Her departure that day from her fan-barnacled building leads her to ruminate, minutes later, about the toll that level of attention has taken on her psyche. Swift confesses that, for some while, she couldn’t stand to see pictures of herself because she’d scrutinize rather than simply look; the scrutiny spurred an eating disorder. Here’s Swift personalizing the diseased nature of fame, a condition she’s considered with envy and rue in her songwriting, namely on “The Lucky One” from “Red,” a masterpiece album from 2012 that navigates stadium, dance floor and diary. (Swift philosophizes, at some late point, that stars are stuck at the age they became famous.)
A handful of scenes capture Swift rigorously refining songs for “Lover.” Occasionally, she senses she’s hit the jackpot, even when the result is a piece of pyrite like the album’s first single, “Me!,” a duet with Urie. Her elation over that song left me sad to have missed the moment she perfected gems like “You Belong With Me,” “22,” “Blank Space” and “Delicate.” We don’t see her working on the “Lover” track that gives the movie its title, “Miss Americana and the Heartbreak Prince,” a midtempo number about romantic and national disillusionment.

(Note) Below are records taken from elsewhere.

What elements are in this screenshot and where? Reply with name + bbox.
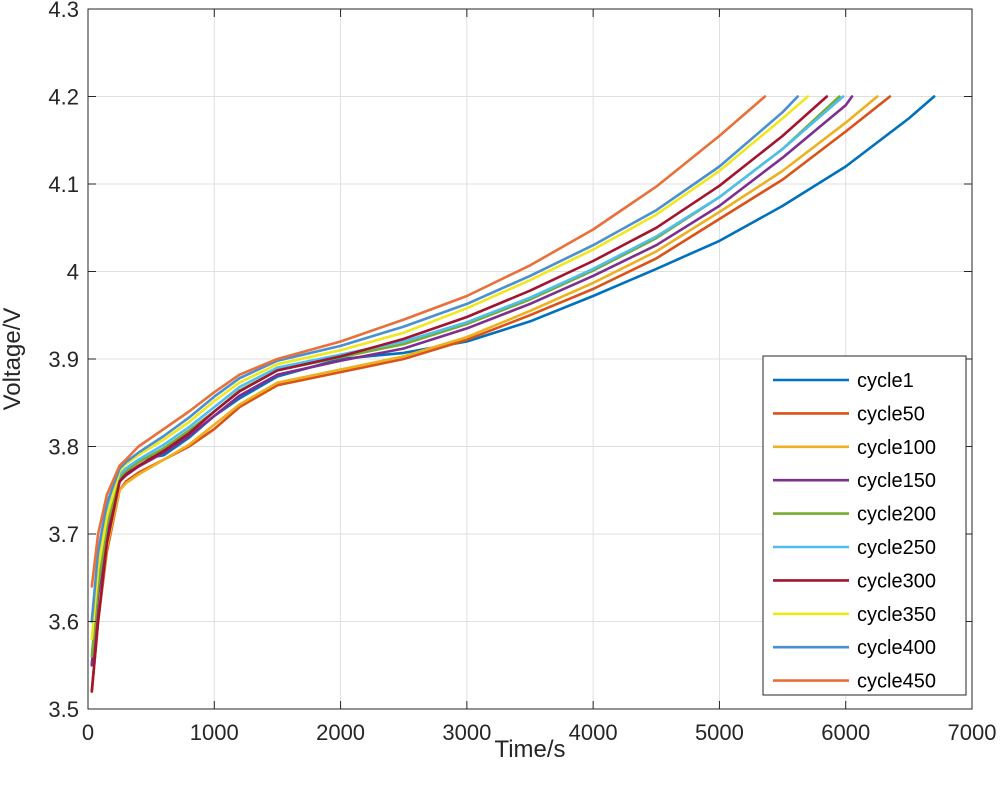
- legend: cycle1 cycle50 cycle100 cycle150 cycle200 cyc…: [762, 355, 967, 696]
- y-tick-label: 3.6: [48, 610, 79, 635]
- legend-label: cycle350: [857, 604, 936, 626]
- y-tick-label: 3.7: [48, 522, 79, 547]
- x-tick-label: 3000: [442, 720, 491, 745]
- y-tick-label: 3.9: [48, 347, 79, 372]
- legend-label: cycle150: [857, 470, 936, 492]
- axis-ticks: 0 1000 2000 3000 4000 5000 6000 7000 3.5 3.6 3.7 3.…: [48, 0, 996, 745]
- x-tick-label: 2000: [316, 720, 365, 745]
- legend-label: cycle400: [857, 637, 936, 659]
- y-axis-label: Voltage/V: [0, 308, 26, 411]
- legend-label: cycle450: [857, 671, 936, 693]
- x-tick-label: 7000: [948, 720, 997, 745]
- series-line-cycle400: [90, 95, 799, 623]
- y-tick-label: 3.8: [48, 435, 79, 460]
- series-line-cycle300: [90, 95, 829, 693]
- legend-label: cycle100: [857, 437, 936, 459]
- series-line-cycle100: [90, 95, 879, 693]
- legend-label: cycle250: [857, 537, 936, 559]
- series-line-cycle250: [90, 95, 845, 623]
- legend-label: cycle1: [857, 370, 914, 392]
- x-tick-label: 0: [82, 720, 94, 745]
- y-tick-label: 3.5: [48, 697, 79, 722]
- x-axis-label: Time/s: [494, 736, 565, 763]
- legend-label: cycle200: [857, 504, 936, 526]
- y-tick-label: 4.3: [48, 0, 79, 22]
- legend-label: cycle300: [857, 570, 936, 592]
- x-tick-label: 4000: [569, 720, 618, 745]
- series-line-cycle350: [90, 95, 810, 641]
- x-tick-label: 5000: [695, 720, 744, 745]
- series-lines: [90, 95, 936, 693]
- x-tick-label: 6000: [821, 720, 870, 745]
- legend-label: cycle50: [857, 403, 925, 425]
- y-tick-label: 4.1: [48, 172, 79, 197]
- x-tick-label: 1000: [190, 720, 239, 745]
- y-tick-label: 4.2: [48, 85, 79, 110]
- y-tick-label: 4: [67, 260, 79, 285]
- series-line-cycle450: [90, 95, 767, 588]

Now, the title stands alongside her, like a guileless declaration. But it’s one capacious enough to appreciate the meaning of her music’s sometimes gnarled migration from straight country to the structural and sonic priorities of R&B to “Lover,” which is, mostly, a stable, serious, pleasurable synthesis of all of these sounds, proof that the synthesis contains traces of American music histories. Basically, Americana.
This documentary isn’t as coherent as “Truth or Dare,” the Olympic standard for pop-star portraiture. But Madonna had found a coherent persona by the time of that movie. Swift is still eking hers out. Along with her music, she’s evolving.
That’s a part of the documentary’s assertion — her creative and personal maturity come with a cost, obviously. But its most exhilarating disclosure is that Swift finds herself determined to pay it. Some of the new music means to amplify her politics — “The Man” achieves that with hooky, witty, pleasingly obvious pique. You can see a woman who, despite having once recorded an album called “Speak Now,” never felt it was her place to say anything. Wilson has captured Swift at a convincing turning point, ready, perhaps, to say a lot more.
Taylor Swift: Miss Americana
Not rated. Running time: 1 hour 26 minutes.